A slave fort or slave castle was a fortification designed to provide an area in which enslaved victims could be imprisoned as well as constituting a significant defendable location in the event of an outside attack. A slave fort was a militarised factory (trading post) which evolved at locations where the slave trade played a significant economic role on the coast of Africa. These forts were built by organisations from nine European countries, whether by the state or chartered companies.

Portuguese origins
In 1441 Henry the Navigator initiated the Portuguese exploration of the African coast. With the newly designed ship, the caravel Portuguese explorers were able to sail further south along the coast. However, their exploration was accompanied by repeated kidnapping of particularly Berbers who were enslaved and sold at newly created slave markets in Lisbon. Nuno Tristão and Gonçalo de Sintra explored as far south as the Bay of Arguin, where the Portuguese established a trading post at the island of Arguin. Henry ordered the first feitoria or factory to be built there in 1448, although there are also records that King Afonso V also ordered a fort to be built in 1462.

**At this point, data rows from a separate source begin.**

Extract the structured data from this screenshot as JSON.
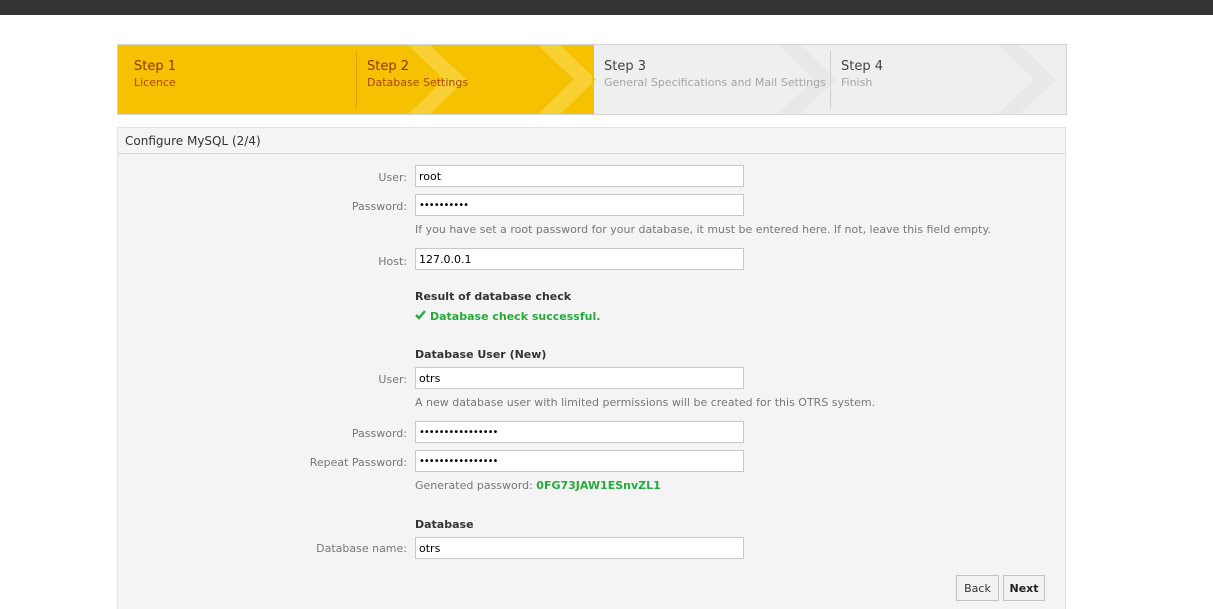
{
  "steps": [
    {
      "title": "Step 1",
      "subtitle": "Licence"
    },
    {
      "title": "Step 2",
      "subtitle": "Database Settings"
    },
    {
      "title": "Step 3",
      "subtitle": "General Specifications and Mail Settings"
    },
    {
      "title": "Step 4",
      "subtitle": "Finish"
    }
  ],
  "panel": {
    "title": "Configure MySQL (2/4)"
  },
  "form": {
    "user_label": "User:",
    "user_value": "root",
    "password_label": "Password:",
    "password_value": "••••••••••",
    "password_hint": "If you have set a root password for your database, it must be entered here. If not, leave this field empty.",
    "host_label": "Host:",
    "host_value": "127.0.0.1",
    "check_heading": "Result of database check",
    "check_icon": "checkmark-icon",
    "check_result": "Database check successful.",
    "new_user_heading": "Database User (New)",
    "new_user_label": "User:",
    "new_user_value": "otrs",
    "new_user_hint": "A new database user with limited permissions will be created for this OTRS system.",
    "new_password_label": "Password:",
    "new_password_value": "••••••••••••••••",
    "repeat_password_label": "Repeat Password:",
    "repeat_password_value": "••••••••••••••••",
    "generated_label": "Generated password:",
    "generated_value": "0FG73JAW1ESnvZL1",
    "database_heading": "Database",
    "database_name_label": "Database name:",
    "database_name_value": "otrs"
  },
  "buttons": {
    "back": "Back",
    "next": "Next"
  },
  "colors": {
    "active_step": "#f6c100",
    "success": "#27a83a",
    "topbar": "#333333"
  }
}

Elmina Castle was built in 1482 in present-day Elmina, Ghana (formerly the Gold Coast). It was the first of many slave forts built by Europeans along the coast of West Africa. João II decided to build the fort shortly after coming to the Portuguese throne. He appointed Diogo de Azambuja to fulfill the task, and supplying him with a pre-fabricated fort in kit form, along with 600 men. This enabled the fort to be built as the first European prefabricated building in sub-saharan Africa. This proved useful as the indigenous people did not want the Portuguese to build the fort despite Azambuja initial success in some negotiations.